It is no easy feat running two enterprises at once, be it a job and a home-based business or a side hustle and a family.
Yes, we live in the age of the multi-tasker, where smartphones and tablets make such endeavors easier, but easier is not the same as easy. Indeed, taking an idea, executing it, making a profit, and then keeping it going takes a lot of mental, emotional, physical, and financial bandwidth. It demands total commitment, dedication and attention.
If you can’t give your side hustle the attention it deserves, because of family, another job or some other commitment or circumstance, it may not be fatal, but it is not good, either. The nature of a startup is that the sooner you can give it 100% attention, the better, because that is how you give it the best chance of success.
But this caveat is also important: The timing has to be right. If you started a business with the coffers flush, bully for you, and you get to go forward at full speed. But everyone else – the part-timer, the weekend warrior, the bootstrap entrepreneur – finds themselves asking the same question you are asking: When I can I make this my full-time occupation?
So are there signposts that the time is right? You bet. Here are the Top 5 Signs That You Can Quit Your Day Job:
5. You are headed in the right direction: Starting a business at home, at night or on weekends requires not only that you keep up with your regular job, and your home or family commitments, but also that you dedicate most the remaining time to the business.
As such, it will take a while to get off the ground, gain altitude, and fly in the right direction. But once you get past that startup phase, once you have a tailwind and are headed in the right direction, you know you are on the verge of being able to let go of the safety net that is your day job.
4. You know what you are doing: A corollary to No. 5 is that you are past the novice stage and actually know what the heck you are doing.
Sure, you can fly earlier, but if you don’t really know what works and what does not, you will more likely fall than soar with the eagles.
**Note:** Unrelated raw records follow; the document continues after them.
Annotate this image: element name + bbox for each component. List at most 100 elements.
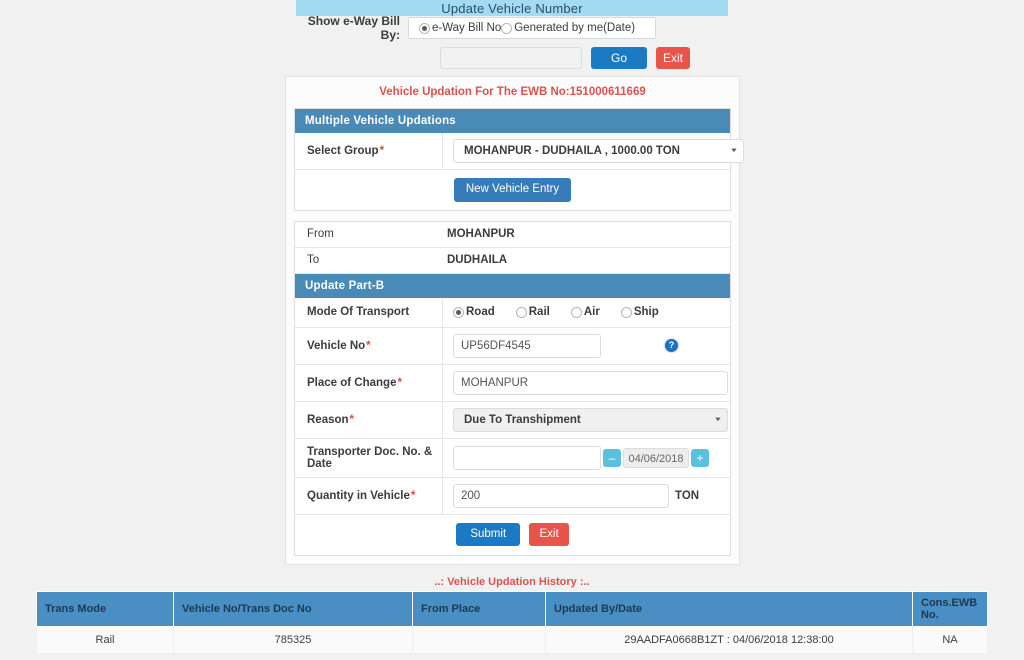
exit-button-top[interactable]: Exit [656, 46, 690, 69]
from-label: From [307, 228, 334, 240]
required-asterisk: * [397, 376, 402, 389]
radio-mode-ship[interactable]: Ship [620, 306, 659, 318]
table-header-row: Trans Mode Vehicle No/Trans Doc No From … [36, 591, 988, 627]
radio-mode-road-dot[interactable] [453, 306, 464, 318]
place-of-change-label: Place of Change [307, 376, 397, 389]
table-row: Rail 785325 29AADFA0668B1ZT : 04/06/2018… [36, 626, 988, 654]
to-row: To DUDHAILA [295, 248, 730, 274]
transporter-doc-row: Transporter Doc. No. & Date – 04/06/2018… [295, 438, 730, 478]
multiple-vehicle-updations-section: Multiple Vehicle Updations Select Group *… [294, 108, 744, 211]
from-row: From MOHANPUR [295, 222, 730, 248]
radio-mode-rail-label: Rail [528, 306, 550, 318]
place-of-change-input[interactable] [453, 370, 728, 395]
column-header-trans-mode: Trans Mode [36, 591, 174, 627]
radio-ewb-no-dot[interactable] [419, 22, 430, 34]
quantity-label-cell: Quantity in Vehicle * [295, 477, 443, 514]
select-group-dropdown-wrap[interactable]: MOHANPUR - DUDHAILA , 1000.00 TON [453, 139, 744, 163]
select-group-field: MOHANPUR - DUDHAILA , 1000.00 TON [443, 133, 754, 169]
mode-of-transport-label-cell: Mode Of Transport [295, 297, 443, 327]
radio-mode-air-label: Air [583, 306, 600, 318]
select-group-row: Select Group * MOHANPUR - DUDHAILA , 1000… [295, 133, 744, 170]
required-asterisk: * [410, 489, 416, 502]
submit-button[interactable]: Submit [456, 522, 521, 546]
cell-vehicle-no: 785325 [173, 626, 413, 654]
vehicle-no-field: ? [443, 328, 730, 364]
from-value: MOHANPUR [447, 228, 515, 240]
vehicle-no-input[interactable] [453, 333, 601, 358]
date-increment-button[interactable]: + [691, 448, 709, 467]
required-asterisk: * [349, 413, 355, 426]
column-header-vehicle-no: Vehicle No/Trans Doc No [173, 591, 413, 627]
transporter-doc-label-cell: Transporter Doc. No. & Date [295, 438, 443, 477]
radio-generated-by-me-label: Generated by me(Date) [514, 22, 636, 34]
place-of-change-row: Place of Change * [295, 364, 730, 402]
to-value: DUDHAILA [447, 254, 508, 266]
exit-button-form[interactable]: Exit [529, 522, 569, 546]
multiple-updations-heading: Multiple Vehicle Updations [295, 109, 730, 133]
select-group-label-cell: Select Group * [295, 133, 443, 169]
reason-field: Due To Transhipment [443, 402, 738, 438]
radio-mode-rail[interactable]: Rail [515, 306, 550, 318]
radio-mode-rail-dot[interactable] [515, 306, 527, 318]
mode-of-transport-label: Mode Of Transport [307, 306, 410, 318]
cell-trans-mode: Rail [36, 626, 174, 654]
radio-ewb-no[interactable]: e-Way Bill No [419, 22, 501, 34]
page-title: Update Vehicle Number [441, 1, 583, 16]
history-title: ..: Vehicle Updation History :.. [434, 576, 590, 588]
column-header-cons-ewb-no: Cons.EWB No. [912, 591, 988, 627]
to-label: To [307, 254, 320, 266]
show-ewb-by-label: Show e-Way Bill By: [307, 14, 400, 42]
cell-from-place [412, 626, 546, 654]
radio-mode-ship-label: Ship [633, 306, 659, 318]
radio-generated-by-me-dot[interactable] [501, 22, 513, 34]
transporter-doc-field: – 04/06/2018 + [443, 440, 730, 476]
radio-mode-road[interactable]: Road [453, 306, 495, 318]
date-decrement-button[interactable]: – [603, 448, 621, 467]
form-actions-row: Submit Exit [295, 514, 730, 555]
column-header-updated-by-date: Updated By/Date [545, 591, 913, 627]
update-part-b-heading: Update Part-B [295, 273, 730, 298]
vehicle-no-label: Vehicle No [307, 339, 366, 352]
transporter-doc-input[interactable] [453, 445, 601, 470]
reason-dropdown[interactable]: Due To Transhipment [453, 407, 728, 432]
reason-row: Reason * Due To Transhipment [295, 401, 730, 439]
column-header-from-place: From Place [412, 591, 546, 627]
search-block: Show e-Way Bill By: e-Way Bill No Genera… [296, 14, 728, 71]
select-group-dropdown[interactable]: MOHANPUR - DUDHAILA , 1000.00 TON [453, 139, 744, 163]
quantity-unit: TON [675, 489, 700, 502]
part-b-section: From MOHANPUR To DUDHAILA Update Part-B … [294, 220, 731, 556]
select-group-label: Select Group [307, 145, 379, 157]
required-asterisk: * [379, 145, 385, 157]
show-ewb-by-row: Show e-Way Bill By: e-Way Bill No Genera… [296, 14, 728, 42]
radio-generated-by-me[interactable]: Generated by me(Date) [501, 22, 635, 34]
mode-of-transport-row: Mode Of Transport Road Rail Air Ship [295, 297, 730, 328]
ewb-number-title: Vehicle Updation For The EWB No:15100061… [379, 86, 646, 98]
transporter-doc-date[interactable]: 04/06/2018 [623, 447, 689, 468]
radio-mode-ship-dot[interactable] [620, 306, 632, 318]
new-vehicle-entry-row: New Vehicle Entry [295, 170, 730, 210]
quantity-input[interactable] [453, 483, 669, 508]
radio-mode-road-label: Road [466, 306, 495, 318]
required-asterisk: * [366, 339, 371, 352]
mode-of-transport-field: Road Rail Air Ship [443, 300, 730, 324]
mode-of-transport-radio-group[interactable]: Road Rail Air Ship [453, 306, 659, 318]
go-button[interactable]: Go [591, 46, 647, 69]
search-controls-row: Go Exit [296, 45, 728, 70]
radio-ewb-no-label: e-Way Bill No [432, 22, 502, 34]
reason-dropdown-wrap[interactable]: Due To Transhipment [453, 407, 728, 432]
vehicle-no-label-cell: Vehicle No * [295, 327, 443, 364]
place-of-change-field [443, 365, 738, 401]
quantity-row: Quantity in Vehicle* TON [295, 477, 730, 515]
radio-mode-air-dot[interactable] [570, 306, 582, 318]
ewb-search-input[interactable] [440, 46, 582, 69]
cell-updated-by-date: 29AADFA0668B1ZT : 04/06/2018 12:38:00 [545, 626, 913, 654]
help-icon[interactable]: ? [665, 339, 678, 352]
quantity-label: Quantity in Vehicle [307, 489, 410, 502]
quantity-field: TON [443, 478, 730, 514]
radio-mode-air[interactable]: Air [570, 306, 600, 318]
transporter-doc-label: Transporter Doc. No. & Date [307, 445, 433, 470]
cell-cons-ewb-no: NA [912, 626, 988, 654]
new-vehicle-entry-button[interactable]: New Vehicle Entry [453, 178, 572, 202]
reason-label-cell: Reason * [295, 401, 443, 438]
show-ewb-by-radio-group[interactable]: e-Way Bill No Generated by me(Date) [408, 17, 656, 39]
3. You have reliable customers: Notice I did not just say that you have customers, but that you have reliable customers. They are not the same thing. Customers come and go. They stay, buy, and fly. (OK, I’m done, having clearly beaten this flying metaphor to death!)
Reliable customers are different. They found you and like you and like working with you or shopping with you. Reliable customers give you both the confidence and the financial wherewithal to do without the safety of the regular paycheck, benefits, and healthcare.
2. You make enough money to (almost) live on: Again, notice “almost.” If your part-time business gives you enough income that you believe you can do even better if you go full time, you are probably right.
But this should also mean that you have saved some money. Quitting will hit your wallet, as will ramping up, as will buying your own health insurance and more. Until you quit, the money you make in your extra endeavor should also provide a nest egg for the full-time version.
And the No. 1 sign you are ready to quit your day job . . .
1. You can’t not do it: When you get to the point that the business is going so well, when opportunities are presenting themselves, when its so fun and profitable that you miss it and think about it when you are not doing it, when not doing it more costs you money, then you are ready to do fly like the wind, my friend.